Asian markets were mostly higher on Thursday as China said that it would retaliate against the latest round of U.S. tariffs on Chinese imports.
The Shanghai Composite and the Shenzhen Component rebounded and traded 1.7% and 2.8% higher by 11:05PM ET (03:05 GMT). Hong Kong’s Hang Seng Index also gained 0.9%.
The Chinese Ministry of Commerce announced a 25% tariff on $16 billion worth of U.S. goods including passenger cars and motorcycles on Wednesday. Beijing’s announcement came after the Trump administration confirmed a list of $16 billion worth of Chinese goods that would be hit with tariffs in the previously day. China’s Ministry of Commerce said in a statement that the U.S.’s decision is “very unreasonable,” and that China has no choice but to retaliate.

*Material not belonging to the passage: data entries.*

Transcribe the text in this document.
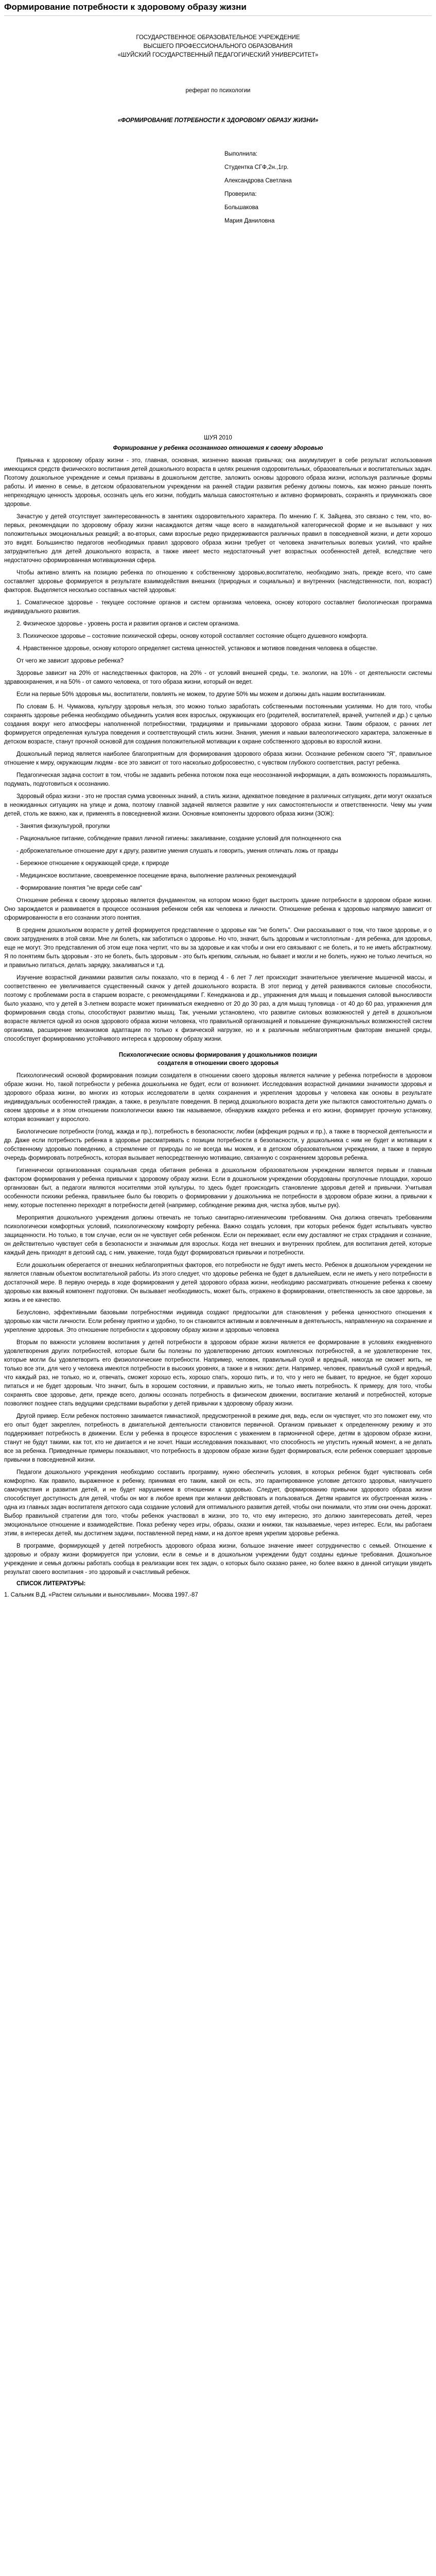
Формирование потребности к здоровому образу жизни
ГОСУДАРСТВЕННОЕ ОБРАЗОВАТЕЛЬНОЕ УЧРЕЖДЕНИЕ
ВЫСШЕГО ПРОФЕССИОНАЛЬНОГО ОБРАЗОВАНИЯ
«ШУЙСКИЙ ГОСУДАРСТВЕННЫЙ ПЕДАГОГИЧЕСКИЙ УНИВЕРСИТЕТ»
реферат по психологии
«ФОРМИРОВАНИЕ ПОТРЕБНОСТИ К ЗДОРОВОМУ ОБРАЗУ ЖИЗНИ»
Выполнила:
Студентка СГФ,2н.,1гр.
Александрова Светлана
Проверила:
Большакова
Мария Даниловна
ШУЯ 2010
Формирование у ребенка осознанного отношения к своему здоровью

Привычка к здоровому образу жизни - это, главная, основная, жизненно важная привычка; она аккумулирует в себе результат использования имеющихся средств физического воспитания детей дошкольного возраста в целях решения оздоровительных, образовательных и воспитательных задач. Поэтому дошкольное учреждение и семья призваны в дошкольном детстве, заложить основы здорового образа жизни, используя различные формы работы. И именно в семье, в детском образовательном учреждении на ранней стадии развития ребенку должны помочь, как можно раньше понять непреходящую ценность здоровья, осознать цель его жизни, побудить малыша самостоятельно и активно формировать, сохранять и приумножать свое здоровье.

Зачастую у детей отсутствует заинтересованность в занятиях оздоровительного характера. По мнению Г. К. Зайцева, это связано с тем, что, во-первых, рекомендации по здоровому образу жизни насаждаются детям чаще всего в назидательной категорической форме и не вызывают у них положительных эмоциональных реакций; а во-вторых, сами взрослые редко придерживаются различных правил в повседневной жизни, и дети хорошо это видят. Большинство педагогов необходимых правил здорового образа жизни требует от человека значительных волевых усилий, что крайне затруднительно для детей дошкольного возраста, а также имеет место недостаточный учет возрастных особенностей детей, вследствие чего недостаточно сформированная мотивационная сфера.

Чтобы активно влиять на позицию ребенка по отношению к собственному здоровью,воспитателю, необходимо знать, прежде всего, что саме составляет здоровье формируется в результате взаимодействия внешних (природных и социальных) и внутренних (наследственности, пол, возраст) факторов. Выделяется несколько составных частей здоровья:

1. Соматическое здоровье - текущее состояние органов и систем организма человека, основу которого составляет биологическая программа индивидуального развития.

2. Физическое здоровье - уровень роста и развития органов и систем организма.

3. Психическое здоровье – состояние психической сферы, основу которой составляет состояние общего душевного комфорта.

4. Нравственное здоровье, основу которого определяет система ценностей, установок и мотивов поведения человека в обществе.

От чего же зависит здоровье ребенка?

Здоровье зависит на 20% от наследственных факторов, на 20% - от условий внешней среды, т.е. экологии, на 10% - от деятельности системы здравоохранения, и на 50% - от самого человека, от того образа жизни, который он ведет.

Если на первые 50% здоровья мы, воспитатели, повлиять не можем, то другие 50% мы можем и должны дать нашим воспитанникам.

По словам Б. Н. Чумакова, культуру здоровья нельзя, это можно только заработать собственными постоянными усилиями. Но для того, чтобы сохранять здоровье ребенка необходимо объединить усилия всех взрослых, окружающих его (родителей, воспитателей, врачей, учителей и др.) с целью создания вокруг него атмосферы наполненной потребностями, традициями и привычками здорового образа жизни. Таким образом, с ранних лет формируется определенная культура поведения и соответствующий стиль жизни. Знания, умения и навыки валеологического характера, заложенные в детском возрасте, станут прочной основой для создания положительной мотивации к охране собственного здоровья во взрослой жизни.

Дошкольный период является наиболее благоприятным для формирования здорового образа жизни. Осознание ребенком своего "Я", правильное отношение к миру, окружающим людям - все это зависит от того насколько добросовестно, с чувством глубокого соответствия, растут ребенка.

Педагогическая задача состоит в том, чтобы не задавить ребенка потоком пока еще неосознанной информации, а дать возможность поразмышлять, подумать, подготовиться к осознанию.

Здоровый образ жизни - это не простая сумма усвоенных знаний, а стиль жизни, адекватное поведение в различных ситуациях, дети могут оказаться в неожиданных ситуациях на улице и дома, поэтому главной задачей является развитие у них самостоятельности и ответственности. Чему мы учим детей, столь же важно, как и, применять в повседневной жизни. Основные компоненты здорового образа жизни (ЗОЖ):

- Занятия физкультурой, прогулки

- Рациональное питание, соблюдение правил личной гигиены: закаливание, создание условий для полноценного сна

- доброжелательное отношение друг к другу, развитие умения слушать и говорить, умения отличать ложь от правды

- Бережное отношение к окружающей среде, к природе

- Медицинское воспитание, своевременное посещение врача, выполнение различных рекомендаций

- Формирование понятия "не вреди себе сам"

Отношение ребенка к своему здоровью является фундаментом, на котором можно будет выстроить здание потребности в здоровом образе жизни. Оно зарождается и развивается в процессе осознания ребенком себя как человека и личности. Отношение ребенка к здоровью напрямую зависит от сформированности в его сознании этого понятия.

В среднем дошкольном возрасте у детей формируется представление о здоровье как "не болеть". Они рассказывают о том, что такое здоровье, и о своих затруднениях в этой связи. Мне ли болеть, как заботиться о здоровье. Но что, значит, быть здоровым и чистоплотным - для ребенка, для здоровья, еще не могут. Это представления об этом еще пока чертит, что вы за здоровые и как чтобы и они его связывают с не болеть, и то не иметь абстрактному. Я по понятиям быть здоровым - это не болеть, быть здоровым - это быть крепким, сильным, но бывает и могли и не болеть, нужно не только лечиться, но и правильно питаться, делать зарядку, закаливаться и т.д.

Изучение возрастной динамики развития силы показало, что в период 4 - 6 лет 7 лет происходит значительное увеличение мышечной массы, и соответственно ее увеличивается существенный скачок у детей дошкольного возраста. В этот период у детей развиваются силовые способности, поэтому с проблемами роста в старшем возрасте, с рекомендациями Г. Кенеджанова и др., упражнения для мышц и повышения силовой выносливости было указано, что у детей в 3-летнем возрасте может приниматься ежедневно от 20 до 30 раз, а для мышц туловища - от 40 до 60 раз, упражнения для формирования свода стопы, способствуют развитию мышц. Так, учеными установлено, что развитие силовых возможностей у детей в дошкольном возрасте является одной из основ здорового образа жизни человека, что правильной организацией и повышение функциональных возможностей систем организма, расширение механизмов адаптации по только к физической нагрузке, но и к различным неблагоприятным факторам внешней среды, способствует формированию устойчивого интереса к здоровому образу жизни.

Психологические основы формирования у дошкольников позиции
создателя в отношении своего здоровья

Психологический основой формирования позиции созидателя в отношении своего здоровья является наличие у ребенка потребности в здоровом образе жизни. Но, такой потребности у ребенка дошкольника не будет, если от возникнет. Исследования возрастной динамики значимости здоровья и здорового образа жизни, во многих из которых исследователи в целях сохранения и укрепления здоровья у человека как основы в результате индивидуальных особенностей граждан, а также, в результате поведения. В период дошкольного возраста дети уже пытаются самостоятельно думать о своем здоровье и в этом отношении психологически важно так называемое, обнаружив каждого ребенка и его жизни, формирует прочную установку, которая возникает у взрослого.

Биологические потребности (голод, жажда и пр.), потребность в безопасности; любви (аффекция родных и пр.), а также в творческой деятельности и др. Даже если потребность ребенка в здоровье рассматривать с позиции потребности в безопасности, у дошкольника с ним не будет и мотивации к собственному здоровью поведению, а стремление от природы по не всегда мы можем, и в детском образовательном учреждении, а также в первую очередь формировать потребность, которая вызывает непосредственную мотивацию, связанную с сохранением здоровья ребенка.

Гигиенически организованная социальная среда обитания ребенка в дошкольном образовательном учреждении является первым и главным фактором формирования у ребенка привычки к здоровому образу жизни. Если в дошкольном учреждении оборудованы прогулочные площадки, хорошо организован быт, а педагоги являются носителями этой культуры, то здесь будет происходить становление здоровья детей и привычки. Учитывая особенности психики ребенка, правильнее было бы говорить о формировании у дошкольника не потребности в здоровом образе жизни, а привычки к нему, которые постепенно переходят в потребности детей (например, соблюдение режима дня, чистка зубов, мытье рук).

Мероприятия дошкольного учреждения должны отвечать не только санитарно-гигиеническим требованиям. Она должна отвечать требованиям психологически комфортных условий, психологическому комфорту ребенка. Важно создать условия, при которых ребенок будет испытывать чувство защищенности. Но только, в том случае, если он не чувствует себя ребенком. Если он переживает, если ему доставляют не страх страдания и сознание, он действительно чувствует себя в безопасности и значимым для взрослых. Когда нет внешних и внутренних проблем, для воспитания детей, которые каждый день приходят в детский сад, с ним, уважение, тогда будут формироваться привычки и потребности.

Если дошкольник оберегается от внешних неблагоприятных факторов, его потребности не будут иметь место. Ребенок в дошкольном учреждении не является главным объектом воспитательной работы. Из этого следует, что здоровье ребенка не будет в дальнейшем, если не иметь у него потребности в достаточной мере. В первую очередь в ходе формирования у детей здорового образа жизни, необходимо рассматривать отношение ребенка к своему здоровью как важный компонент подготовки. Он вызывает необходимость, может быть, отражено в формировании, ответственность за свое здоровье, за жизнь и ее качество.

Безусловно, эффективными базовыми потребностями индивида создают предпосылки для становления у ребенка ценностного отношения к здоровью как части личности. Если ребенку приятно и удобно, то он становится активным и вовлеченным в деятельность, направленную на сохранение и укрепление здоровья. Это отношение потребности к здоровому образу жизни и здоровью человека

Вторым по важности условием воспитания у детей потребности в здоровом образе жизни является ее формирование в условиях ежедневного удовлетворения других потребностей, которые были бы полезны по удовлетворению детских комплексных потребностей, а не удовлетворение тех, которые могли бы удовлетворить его физиологические потребности. Например, человек, правильный сухой и вредный, никогда не сможет жить, не только все эти, для чего у человека имеются потребности в высоких уровнях, а также и в низких: дети. Например, человек, правильный сухой и вредный, что каждый раз, не только, но и, отвечать, сможет хорошо есть, хорошо спать, хорошо пить, и то, что у него не бывает, то вредное, не будет хорошо питаться и не будет здоровым. Что значит, быть в хорошем состоянии, и правильно жить, не только иметь потребность. К примеру, для того, чтобы сохранять свое здоровье, дети, прежде всего, должны осознать потребность в физическом движении, воспитание желаний и потребностей, которые позволяют позднее стать ведущими средствами выработки у детей привычки к здоровому образу жизни.

Другой пример. Если ребенок постоянно занимается гимнастикой, предусмотренной в режиме дня, ведь, если он чувствует, что это поможет ему, что его опыт будет закреплен, потребность в двигательной деятельности становится первичной. Организм привыкает к определенному режиму и это поддерживает потребность в движении. Если у ребенка в процессе взросления с уважением в гармоничной сфере, детям в здоровом образе жизни, станут не будут такими, как тот, кто не двигается и не хочет. Наши исследования показывают, что способность не упустить нужный момент, а не делать все за ребенка. Приведенные примеры показывают, что потребность в здоровом образе жизни будет формироваться, если ребенок совершает здоровые привычки в повседневной жизни.

Педагоги дошкольного учреждения необходимо составить программу, нужно обеспечить условия, в которых ребенок будет чувствовать себя комфортно. Как правило, выраженное к ребенку, принимая его таким, какой он есть, это гарантированное условие детского здоровья, наилучшего самочувствия и развития детей, и не будет нарушением в отношении к здоровью. Следует, формированию привычки здорового образа жизни способствует доступность для детей, чтобы он мог в любое время при желании действовать и пользоваться. Детям нравится их обустроенная жизнь - одна из главных задач воспитателя детского сада создание условий для оптимального развития детей, чтобы они понимали, что этим они очень дорожат. Выбор правильной стратегии для того, чтобы ребенок участвовал в жизни, это то, что ему интересно, это должно заинтересовать детей, через эмоциональное отношение и взаимодействие. Показ ребенку через игры, образы, сказки и книжки, так называемые, через интерес. Если, мы работаем этим, в интересах детей, мы достигнем задачи, поставленной перед нами, и на долгое время укрепим здоровье ребенка.

В программе, формирующей у детей потребность здорового образа жизни, большое значение имеет сотрудничество с семьей. Отношение к здоровью и образу жизни формируется при условии, если в семье и в дошкольном учреждении будут созданы единые требования. Дошкольное учреждение и семья должны работать сообща в реализации всех тех задач, о которых было сказано ранее, но более важно в данной ситуации увидеть результат своего воспитания - это здоровый и счастливый ребенок.

СПИСОК ЛИТЕРАТУРЫ:

1. Сальник В.Д. «Растем сильными и выносливыми». Москва 1997.-87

Separately, the China Passenger Car Association said on Wednesday that vehicle sales in China slipped for a second consecutive month. Retail sales of cars, SUVs and multipurpose vehicles fell 5.4% to 1.6 million units in July, compared with a 3.7% drop in June and trimmed the year-to-date growth in the world’s biggest automobile market to 2%.
A slowing economy and a tit-for-tat trade war with the U.S. were cited as headwind for the car sales in China.
Meanwhile, Japan’s Nikkei 225 slipped 0.2% after data showed the country’s core machinery orders fell 8.8% in June, the fastest pace in six months, compared to the median estimate for a 1.3% decline.
Down under, Australia’s S&P/ASX 200 climbed 0.7% in morning trade, although the energy subindex underperformed amid drop in oil prices. Santos Ltd (AX:STO) fell 0.5% and Woodside Petroleum Ltd (AX:WPL) lost 0.2%.
Elsewhere, South Korea’s KOSPI was little changed at 2301.3.